Exportation* de biens et de services en 2007, en volume, base 100 en 1999

* Pour un pays donné: rapport de l'indice de ses exportations en volume à l'indice de la demande mondiale en volume qui lui est adressée, pondérée par la structure de ses marchés d'exportations.

 

 

Des dividendes non négligeables

 

S'il pénalise le secteur exposé à la concurrence du reste du monde, l'euro fort exerce aussi des effets positifs sur l'économie dans son ensemble. En réduisant le prix des importations, notamment le prix du pétrole et des matières premières, il contribue à amortir l'impact du choc pétrolier sur les économies de la zone. Ainsi, de 2001 à 2007, l'augmentation du prix du pétrole atteint 230% lorsqu'il est mesuré en dollars, mais 115% "seulement" en euros. Sur l'ensemble de la période, les termes de l'échange de la zone euro (c'est-à-dire le rapport entre le prix des exportations et celui des importations) demeurent globalement équilibrés, tandis qu'une dégradation de plus de 5% est enregistrée aux Etats-Unis.
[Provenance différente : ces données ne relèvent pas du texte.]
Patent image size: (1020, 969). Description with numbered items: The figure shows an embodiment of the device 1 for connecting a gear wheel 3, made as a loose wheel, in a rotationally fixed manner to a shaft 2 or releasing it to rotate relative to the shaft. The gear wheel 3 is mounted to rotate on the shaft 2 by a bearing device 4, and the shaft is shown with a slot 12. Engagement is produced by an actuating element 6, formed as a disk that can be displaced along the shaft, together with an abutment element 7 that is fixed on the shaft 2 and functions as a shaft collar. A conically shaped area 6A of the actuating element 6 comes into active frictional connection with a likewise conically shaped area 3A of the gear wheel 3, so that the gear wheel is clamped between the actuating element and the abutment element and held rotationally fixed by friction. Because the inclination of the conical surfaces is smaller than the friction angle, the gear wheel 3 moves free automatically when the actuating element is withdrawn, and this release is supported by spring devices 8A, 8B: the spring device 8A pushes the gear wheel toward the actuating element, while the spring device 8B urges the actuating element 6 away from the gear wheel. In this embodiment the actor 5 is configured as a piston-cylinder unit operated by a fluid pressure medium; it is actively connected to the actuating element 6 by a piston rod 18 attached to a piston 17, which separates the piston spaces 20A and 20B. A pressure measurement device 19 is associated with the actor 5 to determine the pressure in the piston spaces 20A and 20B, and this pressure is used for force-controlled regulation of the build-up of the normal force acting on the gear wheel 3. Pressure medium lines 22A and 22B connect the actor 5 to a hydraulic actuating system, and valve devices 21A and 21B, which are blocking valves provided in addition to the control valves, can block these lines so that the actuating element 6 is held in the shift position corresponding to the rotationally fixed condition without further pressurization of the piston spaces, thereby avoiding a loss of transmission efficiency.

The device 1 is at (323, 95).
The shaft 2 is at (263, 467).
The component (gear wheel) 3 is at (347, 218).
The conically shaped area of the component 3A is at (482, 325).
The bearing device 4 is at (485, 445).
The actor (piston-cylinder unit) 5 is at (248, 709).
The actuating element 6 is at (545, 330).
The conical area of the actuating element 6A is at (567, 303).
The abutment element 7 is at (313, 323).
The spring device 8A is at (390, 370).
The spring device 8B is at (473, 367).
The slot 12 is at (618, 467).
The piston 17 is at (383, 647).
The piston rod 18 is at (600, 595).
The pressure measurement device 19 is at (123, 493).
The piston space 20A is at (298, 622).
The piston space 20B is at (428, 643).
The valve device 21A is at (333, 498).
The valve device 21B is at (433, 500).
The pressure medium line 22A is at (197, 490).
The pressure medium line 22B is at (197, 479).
Par ce biais, l'impact modérateur de l'euro fort sur la hausse des prix a facilité le maintien d'une politique monétaire accommodante. Ainsi, le relèvement du taux d'intérêt directeur de la BCE à partir de décembre 2005 a été suffisamment progressif pour ne pas menacer la reprise, laissant le taux d'intérêt réel à court terme évoluer en zone négative jusqu'au troisième trimestre 2007.
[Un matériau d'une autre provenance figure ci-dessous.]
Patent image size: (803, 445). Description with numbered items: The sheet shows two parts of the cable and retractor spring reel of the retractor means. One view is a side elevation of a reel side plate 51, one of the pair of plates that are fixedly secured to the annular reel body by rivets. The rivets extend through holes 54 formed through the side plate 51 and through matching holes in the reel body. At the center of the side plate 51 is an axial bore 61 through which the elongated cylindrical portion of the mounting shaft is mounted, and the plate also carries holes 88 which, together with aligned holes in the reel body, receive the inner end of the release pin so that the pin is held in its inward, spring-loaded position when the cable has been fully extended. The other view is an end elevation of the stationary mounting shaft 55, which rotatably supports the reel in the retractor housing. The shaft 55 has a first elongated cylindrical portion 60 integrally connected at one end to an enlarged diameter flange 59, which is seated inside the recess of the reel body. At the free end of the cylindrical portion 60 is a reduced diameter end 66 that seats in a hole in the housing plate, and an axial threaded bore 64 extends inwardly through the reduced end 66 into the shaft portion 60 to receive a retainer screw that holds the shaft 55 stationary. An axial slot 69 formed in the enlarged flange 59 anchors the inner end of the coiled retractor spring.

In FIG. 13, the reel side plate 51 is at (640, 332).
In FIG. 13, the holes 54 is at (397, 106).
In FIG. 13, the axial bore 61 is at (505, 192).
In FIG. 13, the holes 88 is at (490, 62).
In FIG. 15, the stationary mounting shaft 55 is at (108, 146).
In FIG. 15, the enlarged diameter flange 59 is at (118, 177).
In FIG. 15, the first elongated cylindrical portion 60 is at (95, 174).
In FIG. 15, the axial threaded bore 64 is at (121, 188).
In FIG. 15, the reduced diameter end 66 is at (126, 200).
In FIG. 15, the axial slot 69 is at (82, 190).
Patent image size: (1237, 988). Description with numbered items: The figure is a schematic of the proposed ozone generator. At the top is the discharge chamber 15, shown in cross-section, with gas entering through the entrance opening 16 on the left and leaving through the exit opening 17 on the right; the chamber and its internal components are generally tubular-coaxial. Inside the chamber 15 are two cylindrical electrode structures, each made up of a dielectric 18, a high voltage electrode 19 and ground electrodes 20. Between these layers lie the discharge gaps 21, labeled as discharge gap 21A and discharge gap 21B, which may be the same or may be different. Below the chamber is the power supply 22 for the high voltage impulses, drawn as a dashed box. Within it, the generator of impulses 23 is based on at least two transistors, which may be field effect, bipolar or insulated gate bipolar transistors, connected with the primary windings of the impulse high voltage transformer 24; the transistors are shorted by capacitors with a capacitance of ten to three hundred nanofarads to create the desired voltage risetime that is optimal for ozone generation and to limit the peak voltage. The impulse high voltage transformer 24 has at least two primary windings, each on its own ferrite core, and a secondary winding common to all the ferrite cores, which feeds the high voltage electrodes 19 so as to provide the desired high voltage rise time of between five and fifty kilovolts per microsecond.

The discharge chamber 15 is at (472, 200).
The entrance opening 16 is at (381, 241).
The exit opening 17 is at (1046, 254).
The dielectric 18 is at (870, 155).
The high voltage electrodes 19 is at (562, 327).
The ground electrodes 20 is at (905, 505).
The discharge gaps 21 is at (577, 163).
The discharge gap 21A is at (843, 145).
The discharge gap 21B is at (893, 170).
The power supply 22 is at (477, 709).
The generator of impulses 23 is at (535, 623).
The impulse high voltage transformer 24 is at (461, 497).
La force de la devise européenne offre enfin un stimulant puissant au déploiement international des entreprises de la zone. En abaissant le coût des cibles potentielles, elle facilite en effet l'acquisition d'actifs étrangers et une division plus poussée des processus productifs qui renforce la capacité concurrentielle des entreprises européennes au niveau global. A plus long terme, elle encourage le recentrage des capacités productives sur les activités à plus forte valeur ajoutée et à fort contenu technologique, condition d'un renforcement du potentiel de croissance.

 

Insensibilité allemande

 

L'analyse globale de la zone ne saurait cependant masquer les disparités profondes qui la traversent et les effets asymétriques de l'appréciation de la devise européenne sur les économies nationales qui la composent. L'insensibilité apparente de la zone à l'appréciation du taux de change jusqu'au milieu de 2007 est en fait pour l'essentiel une insensibilité allemande. La quasi-totalité des économies développées, à commencer par les Etats-Unis et le Japon, perdent structurellement du terrain face à la percée de la Chine et des autres économies émergentes sur les marchés mondiaux. L'Allemagne, elle, a réussi depuis 2000 à redresser sa part dans les exportations mondiales, passant de 8% à 9,2% en 2007 (en valeur). Tendanciellement, selon les données de l'OCDE, ses exportations de biens et de services progressent en volume sur un rythme annuel de 8% depuis 2000, soit le double de l'ensemble de ses partenaires industrialisés. Calculée par rapport à la demande mondiale qui lui est adressée (voir graphique), sa part de marché en volume est en augmentation de plus de 10% sur la période 1999-2007. Les parts de tous les autres pays membres de la zone euro, au contraire, régressent, et parfois de façon spectaculaire comme pour l'Italie (- 34%) ou encore la Grèce (- 23%), la France et la Belgique (- 16% chacune).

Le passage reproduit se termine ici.